Dionne Bromfield adopts the Motown sound
Dionne Bromfield adopts the Motown sound

This week, Dionne Bromfield, who is only 15, launches her second album. At least her godmother Amy Winehouse can advise her on the pitfalls of fame ... or maybe not.

You could not call the album substantial. After all, how much emotional depth can a 15-year-old pour into a song? Bromfield’s voice is extremely good — too good, in fact. A little like when Joss Stone emerged from Devon at the same age to do a very good impersonation of a 50-year-old black woman from New Orleans, you wonder where this is all coming from. Bromfield sounds like one of Motown’s 1960s stable of stars, and however much she may have a genuine love for this kind of music, you sense the hidden hand of marketing men hovering over the album.

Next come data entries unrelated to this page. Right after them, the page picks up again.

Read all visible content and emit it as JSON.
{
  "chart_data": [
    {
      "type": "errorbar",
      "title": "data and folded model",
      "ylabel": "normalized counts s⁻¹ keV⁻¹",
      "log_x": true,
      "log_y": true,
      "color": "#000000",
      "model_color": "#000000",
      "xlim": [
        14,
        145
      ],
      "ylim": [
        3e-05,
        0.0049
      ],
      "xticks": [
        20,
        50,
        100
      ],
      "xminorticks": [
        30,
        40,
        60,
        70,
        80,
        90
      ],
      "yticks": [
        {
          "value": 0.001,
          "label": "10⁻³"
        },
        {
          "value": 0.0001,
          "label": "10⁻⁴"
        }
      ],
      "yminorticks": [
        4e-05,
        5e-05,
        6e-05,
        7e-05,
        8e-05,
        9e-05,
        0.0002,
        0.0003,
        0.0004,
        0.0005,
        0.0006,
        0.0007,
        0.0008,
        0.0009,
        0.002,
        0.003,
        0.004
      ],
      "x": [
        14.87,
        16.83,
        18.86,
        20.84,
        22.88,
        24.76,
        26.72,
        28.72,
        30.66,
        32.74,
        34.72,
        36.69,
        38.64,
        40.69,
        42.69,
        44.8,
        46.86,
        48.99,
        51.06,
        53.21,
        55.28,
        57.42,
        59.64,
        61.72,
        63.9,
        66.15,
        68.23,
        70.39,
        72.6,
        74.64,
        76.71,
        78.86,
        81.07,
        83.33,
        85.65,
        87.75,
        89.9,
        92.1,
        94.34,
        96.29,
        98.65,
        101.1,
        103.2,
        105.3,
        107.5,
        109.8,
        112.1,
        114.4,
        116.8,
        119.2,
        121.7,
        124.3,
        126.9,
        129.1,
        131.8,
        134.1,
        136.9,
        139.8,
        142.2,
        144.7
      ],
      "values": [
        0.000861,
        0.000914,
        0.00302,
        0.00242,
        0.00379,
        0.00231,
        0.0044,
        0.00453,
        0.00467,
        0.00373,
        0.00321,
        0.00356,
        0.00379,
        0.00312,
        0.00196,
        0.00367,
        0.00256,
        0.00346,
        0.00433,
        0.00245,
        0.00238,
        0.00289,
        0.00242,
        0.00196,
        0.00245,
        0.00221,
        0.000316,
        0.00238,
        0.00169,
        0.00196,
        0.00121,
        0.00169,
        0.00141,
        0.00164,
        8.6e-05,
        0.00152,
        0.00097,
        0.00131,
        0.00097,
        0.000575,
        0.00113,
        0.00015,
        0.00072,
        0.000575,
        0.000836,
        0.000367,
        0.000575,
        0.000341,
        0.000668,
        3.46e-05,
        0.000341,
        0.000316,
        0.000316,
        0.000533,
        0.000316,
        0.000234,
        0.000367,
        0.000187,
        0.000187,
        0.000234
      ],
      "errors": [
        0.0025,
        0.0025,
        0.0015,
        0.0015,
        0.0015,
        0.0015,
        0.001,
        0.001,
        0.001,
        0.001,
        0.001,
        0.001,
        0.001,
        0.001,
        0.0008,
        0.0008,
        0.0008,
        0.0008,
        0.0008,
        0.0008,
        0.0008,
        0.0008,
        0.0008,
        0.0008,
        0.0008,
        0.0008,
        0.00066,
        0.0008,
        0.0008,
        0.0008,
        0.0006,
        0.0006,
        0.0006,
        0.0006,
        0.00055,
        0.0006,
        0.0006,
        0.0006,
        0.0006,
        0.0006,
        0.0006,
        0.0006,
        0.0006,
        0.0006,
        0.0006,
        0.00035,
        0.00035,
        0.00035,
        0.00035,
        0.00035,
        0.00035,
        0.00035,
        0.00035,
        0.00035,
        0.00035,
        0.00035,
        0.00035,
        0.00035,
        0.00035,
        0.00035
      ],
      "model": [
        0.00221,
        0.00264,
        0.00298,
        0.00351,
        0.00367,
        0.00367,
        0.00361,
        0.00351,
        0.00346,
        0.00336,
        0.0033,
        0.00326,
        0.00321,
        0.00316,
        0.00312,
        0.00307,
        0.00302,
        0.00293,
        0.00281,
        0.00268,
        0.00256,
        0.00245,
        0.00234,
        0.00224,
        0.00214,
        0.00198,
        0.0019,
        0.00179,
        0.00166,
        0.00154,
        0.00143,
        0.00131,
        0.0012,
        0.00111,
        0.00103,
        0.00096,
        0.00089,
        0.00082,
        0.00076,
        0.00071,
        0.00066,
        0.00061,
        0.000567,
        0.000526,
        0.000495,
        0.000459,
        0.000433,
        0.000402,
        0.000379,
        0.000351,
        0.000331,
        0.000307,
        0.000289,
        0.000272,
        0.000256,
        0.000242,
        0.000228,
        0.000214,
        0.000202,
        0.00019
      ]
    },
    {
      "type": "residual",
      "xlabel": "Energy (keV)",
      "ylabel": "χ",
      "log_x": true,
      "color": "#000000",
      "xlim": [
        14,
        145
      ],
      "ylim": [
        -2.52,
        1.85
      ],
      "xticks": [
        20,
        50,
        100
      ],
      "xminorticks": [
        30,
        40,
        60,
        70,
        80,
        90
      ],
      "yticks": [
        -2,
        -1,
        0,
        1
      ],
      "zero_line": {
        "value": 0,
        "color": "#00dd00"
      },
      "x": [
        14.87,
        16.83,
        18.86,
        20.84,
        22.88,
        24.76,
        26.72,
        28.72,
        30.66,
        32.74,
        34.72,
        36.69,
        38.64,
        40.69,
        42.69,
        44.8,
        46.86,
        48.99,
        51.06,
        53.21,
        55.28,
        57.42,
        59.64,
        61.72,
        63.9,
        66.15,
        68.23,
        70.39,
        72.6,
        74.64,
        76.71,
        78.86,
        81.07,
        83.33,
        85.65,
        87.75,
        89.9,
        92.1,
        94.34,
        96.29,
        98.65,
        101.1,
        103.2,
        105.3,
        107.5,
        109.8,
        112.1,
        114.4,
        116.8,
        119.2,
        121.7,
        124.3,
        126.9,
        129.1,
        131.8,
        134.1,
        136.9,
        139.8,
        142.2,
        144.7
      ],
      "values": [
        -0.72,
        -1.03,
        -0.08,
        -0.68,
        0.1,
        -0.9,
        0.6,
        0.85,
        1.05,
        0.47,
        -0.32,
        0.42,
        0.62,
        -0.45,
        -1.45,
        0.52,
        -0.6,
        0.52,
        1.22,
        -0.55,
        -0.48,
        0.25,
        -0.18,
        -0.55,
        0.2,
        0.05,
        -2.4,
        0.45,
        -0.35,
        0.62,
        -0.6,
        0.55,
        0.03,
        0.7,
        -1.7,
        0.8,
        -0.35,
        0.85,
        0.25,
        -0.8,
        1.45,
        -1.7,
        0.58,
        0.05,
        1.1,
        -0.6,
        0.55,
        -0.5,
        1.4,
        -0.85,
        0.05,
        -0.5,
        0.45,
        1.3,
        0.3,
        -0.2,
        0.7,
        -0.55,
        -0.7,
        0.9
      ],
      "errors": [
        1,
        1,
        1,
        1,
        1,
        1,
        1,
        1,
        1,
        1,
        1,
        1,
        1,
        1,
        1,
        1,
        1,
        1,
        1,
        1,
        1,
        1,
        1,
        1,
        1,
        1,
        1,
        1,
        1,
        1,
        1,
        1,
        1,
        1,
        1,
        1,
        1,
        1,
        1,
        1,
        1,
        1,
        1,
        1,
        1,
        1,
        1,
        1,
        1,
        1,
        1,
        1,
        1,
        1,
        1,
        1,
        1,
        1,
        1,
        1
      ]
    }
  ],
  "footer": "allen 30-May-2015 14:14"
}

For the casual fan looking for undemanding, polished music, this probably doesn’t matter. But for those of us who want to feel that an album reflects a singer’s reality, adult contemporary soul songs sound strange when they come from a 15-year-old. “When the tears roll down my face, only you can make it better,” she sings with the sultry sophistication of Minnie Ripperton on Too Soon to Call It Love, to which you want to ask: really? Shouldn’t she be hassling her mum for a new phone, rather than eulogising a boy who smells of Lynx deodorant and old socks?

Bromfield’s sound seems like a conduit for other people’s ideas. You hope that if she’s still doing this at the ripe old age of 20, she’ll have found a voice that is more her own.